Results: Sixty-five patients (82%) exhibited subjective improvement in their symptom status at 3-month follow-up (from grade 2 or 3 to grade 1 or 2) according to the Modified Medical Research Council dyspnea scale. The mean duration of chest drainage was 6 days (range, 4 to 16 days). Average hospital stay was 9.5 days (range, 5 to 26 days). There was no postoperative death. A comparison of preoperative and postoperative functional evaluation was available in only 16 patients who showed an increase in FEVX (from 0.85 to 1.02 L) and a decline in residual volume after operation. Complications include persistent airleak over 10 days in seven patients (8.9%), wound infection in three patients, and localized empyema in two patients. There was no recurrence after a mean follow-up of 21 months.

Conclusion: These encouraging results have shown that thoracoscopic endoloop ligation of bulla has proved to be a safe, reliable, and cost-effective technique for bullous emphysema. With careful preoperative evaluation and meticulous postoperative care, many patients could be rehabilitated by endoloop litigation of the bullae.

Bullous emphysema is usually seen in patients with advanced age (>45 years) who frequently exhibit alterations in ventilation, gas exchange, and lung compliance with decreased respiratory function. Overdistention of airspaces and increased radi-olucency are easily seen on chest radiograph. When bullae become large, they frequently compress relatively normal functioning lung tissue which results in respiratory impairment. Many physicians and surgeons have been unwilling to advise surgical intervention for this group of patients. This is mainly because the improvement in pulmonary function test results following surgery has not been great in emphysematous patients, especially those with diffuse bullous emphysema. In addition, most of the patients were severely functionally impaired and usually did not tolerate surgical procedures well.

In view of the fact that video-assisted thoraco-scopic surgery recently has been considered minimally invasive and has been shown in functionally impaired patients to have faster recuperation and clinical improvement, an increased number of these patients have been considering surgery.

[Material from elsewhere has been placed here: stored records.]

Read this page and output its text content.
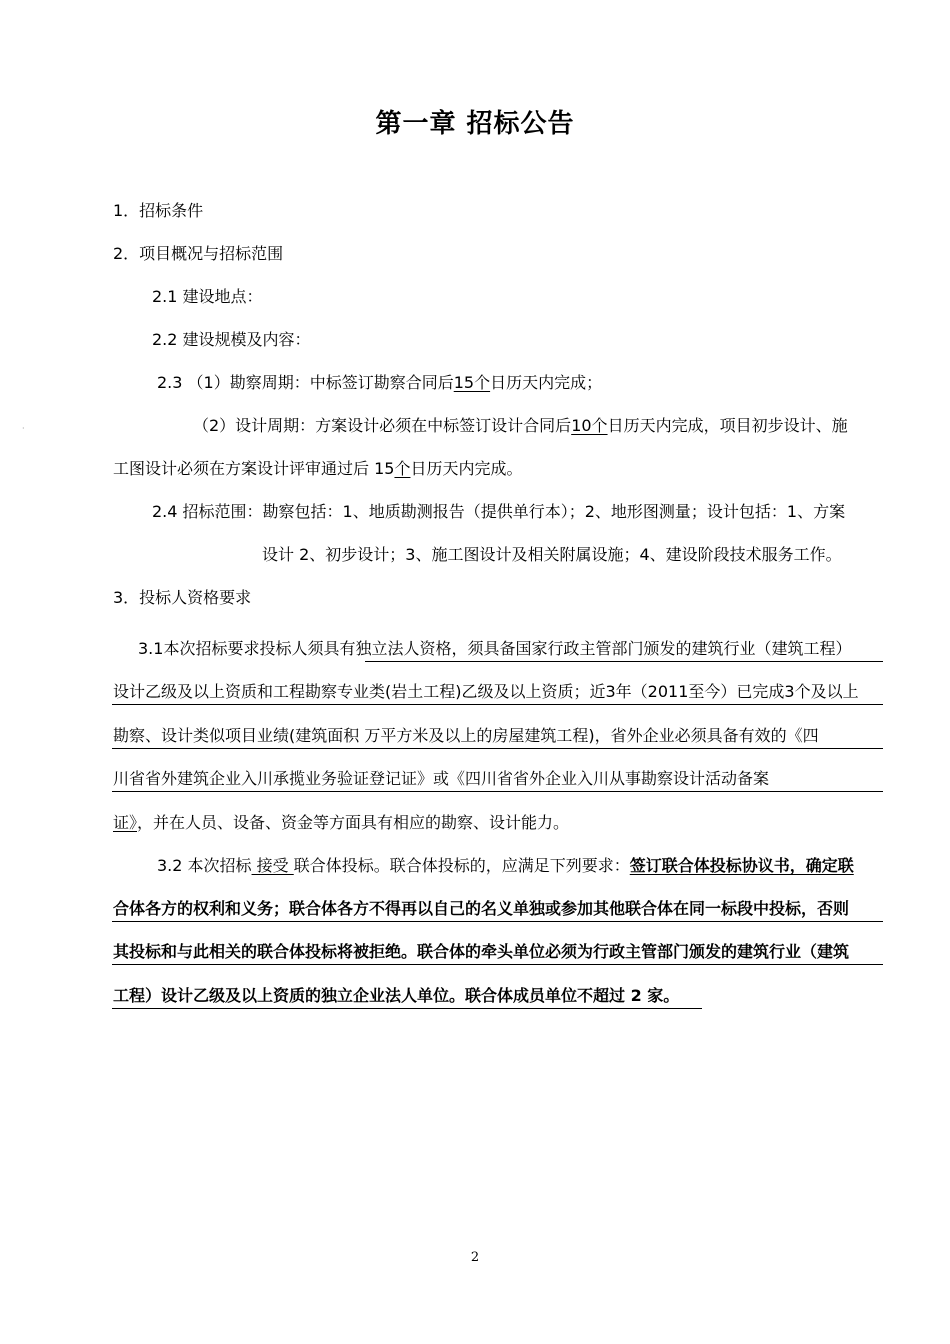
·
第一章 招标公告
1．招标条件
2．项目概况与招标范围
2.1 建设地点：
2.2 建设规模及内容：
2.3 （1）勘察周期：中标签订勘察合同后15个日历天内完成；
（2）设计周期：方案设计必须在中标签订设计合同后10个日历天内完成，项目初步设计、施
工图设计必须在方案设计评审通过后 15个日历天内完成。
2.4 招标范围：勘察包括：1、地质勘测报告（提供单行本）；2、地形图测量；设计包括：1、方案
设计 2、初步设计；3、施工图设计及相关附属设施；4、建设阶段技术服务工作。
3．投标人资格要求
3.1本次招标要求投标人须具有独立法人资格，须具备国家行政主管部门颁发的建筑行业（建筑工程）
设计乙级及以上资质和工程勘察专业类(岩土工程)乙级及以上资质；近3年（2011至今）已完成3个及以上
勘察、设计类似项目业绩(建筑面积 万平方米及以上的房屋建筑工程)，省外企业必须具备有效的《四
川省省外建筑企业入川承揽业务验证登记证》或《四川省省外企业入川从事勘察设计活动备案
证》，并在人员、设备、资金等方面具有相应的勘察、设计能力。
3.2 本次招标 接受 联合体投标。联合体投标的，应满足下列要求：签订联合体投标协议书，确定联
合体各方的权利和义务；联合体各方不得再以自己的名义单独或参加其他联合体在同一标段中投标，否则
其投标和与此相关的联合体投标将被拒绝。联合体的牵头单位必须为行政主管部门颁发的建筑行业（建筑
工程）设计乙级及以上资质的独立企业法人单位。联合体成员单位不超过 2 家。
2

Several minimally invasive surgical techniques using stapler or laser have been shown to be effective in achieving lung volume reduction in patients with bullous or diffuse emphysema. However, these are not inexpensive. Because of cost containment, we used selfmade endoloops to decompress the bullae since the establishment of the use of videothoracoscopic surgery in our hospital. This report demonstrated the efficacy of using thoracoscopic endoloop ligation to achieve cost-effective “volume reduction” procedures in patients with bullous emphysema.